THE LAST DICKENS

Matthew Pearl (Vintage, £7.99)

Charles Dickens died before finishing his last novel, The Mystery of Edwin Drood, and over the years there have been countless attempts to re-create the end of the story.

US author Pearl has taken a different approach, beginning his tale in Boston, where publishers Fields and Osgood anxiously await the arrival from England of the latest instalment. This is the cue for a few publishing industry jokes, as the cut-throat competition hots up.

When the messenger carrying the manuscript is killed, young James Osgood sets out for England to solve the mystery, accompanied by his assistant Rebecca, the firm's bookkeeper, a lovely young divorcee.

At Dickens’s house in Kent, Gad’s Hill, they meet not only the writer’s family but also some of the villagers who inspired the Dickens characters, including Edwin Drood.

Soon they are being pursued and shanghaied through Dickens haunts by what appear to be some of the author’s own characters. We meet the opium addicts, mesmerists and the poverty of Victorian London, as portrayed in Dickens’s novels.

There is a slightly confusing sub-plot involving Dickens’s son Frank, a superintendent in the Bengal Mounted Police.
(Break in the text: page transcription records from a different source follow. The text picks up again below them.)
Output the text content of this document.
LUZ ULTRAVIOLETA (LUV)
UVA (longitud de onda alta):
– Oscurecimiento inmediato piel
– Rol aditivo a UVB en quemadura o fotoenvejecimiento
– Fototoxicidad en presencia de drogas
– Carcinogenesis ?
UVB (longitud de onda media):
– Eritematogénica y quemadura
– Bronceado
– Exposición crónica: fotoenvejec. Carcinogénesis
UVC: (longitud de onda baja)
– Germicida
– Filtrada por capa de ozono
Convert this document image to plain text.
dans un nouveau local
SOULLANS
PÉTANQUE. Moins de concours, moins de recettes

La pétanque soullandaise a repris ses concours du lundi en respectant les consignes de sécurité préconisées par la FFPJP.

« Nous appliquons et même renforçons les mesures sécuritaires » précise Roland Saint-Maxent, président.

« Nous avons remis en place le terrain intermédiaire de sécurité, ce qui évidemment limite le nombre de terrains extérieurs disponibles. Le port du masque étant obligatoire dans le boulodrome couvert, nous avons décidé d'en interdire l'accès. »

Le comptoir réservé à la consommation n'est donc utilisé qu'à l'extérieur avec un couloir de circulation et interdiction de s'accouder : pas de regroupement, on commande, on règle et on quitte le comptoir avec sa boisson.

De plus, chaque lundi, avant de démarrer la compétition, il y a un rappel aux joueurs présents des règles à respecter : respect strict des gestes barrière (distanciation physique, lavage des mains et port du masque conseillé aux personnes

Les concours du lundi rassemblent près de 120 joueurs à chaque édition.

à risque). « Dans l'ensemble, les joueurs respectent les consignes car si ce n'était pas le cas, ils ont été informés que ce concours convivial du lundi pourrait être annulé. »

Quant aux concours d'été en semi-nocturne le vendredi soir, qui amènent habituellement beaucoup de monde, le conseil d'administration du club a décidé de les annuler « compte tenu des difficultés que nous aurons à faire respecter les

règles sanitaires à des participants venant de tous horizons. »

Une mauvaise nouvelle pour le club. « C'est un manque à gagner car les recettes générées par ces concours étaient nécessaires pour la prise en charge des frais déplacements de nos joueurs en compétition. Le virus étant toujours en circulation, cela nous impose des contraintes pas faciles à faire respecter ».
Two of the younger Dickens’s subordinates are tracking an opium thief and it soon becomes clear how the two stories intertwine.

It all builds to a melodramatic climax worthy of the classic author himself, although our patience starts to wear thin as the villain, having trapped his victims, insists on explaining himself at great length to his pursuers.

It’s rollicking entertainment, with pistols, thundering carriages, a pretty heroine and the truth revealed at last.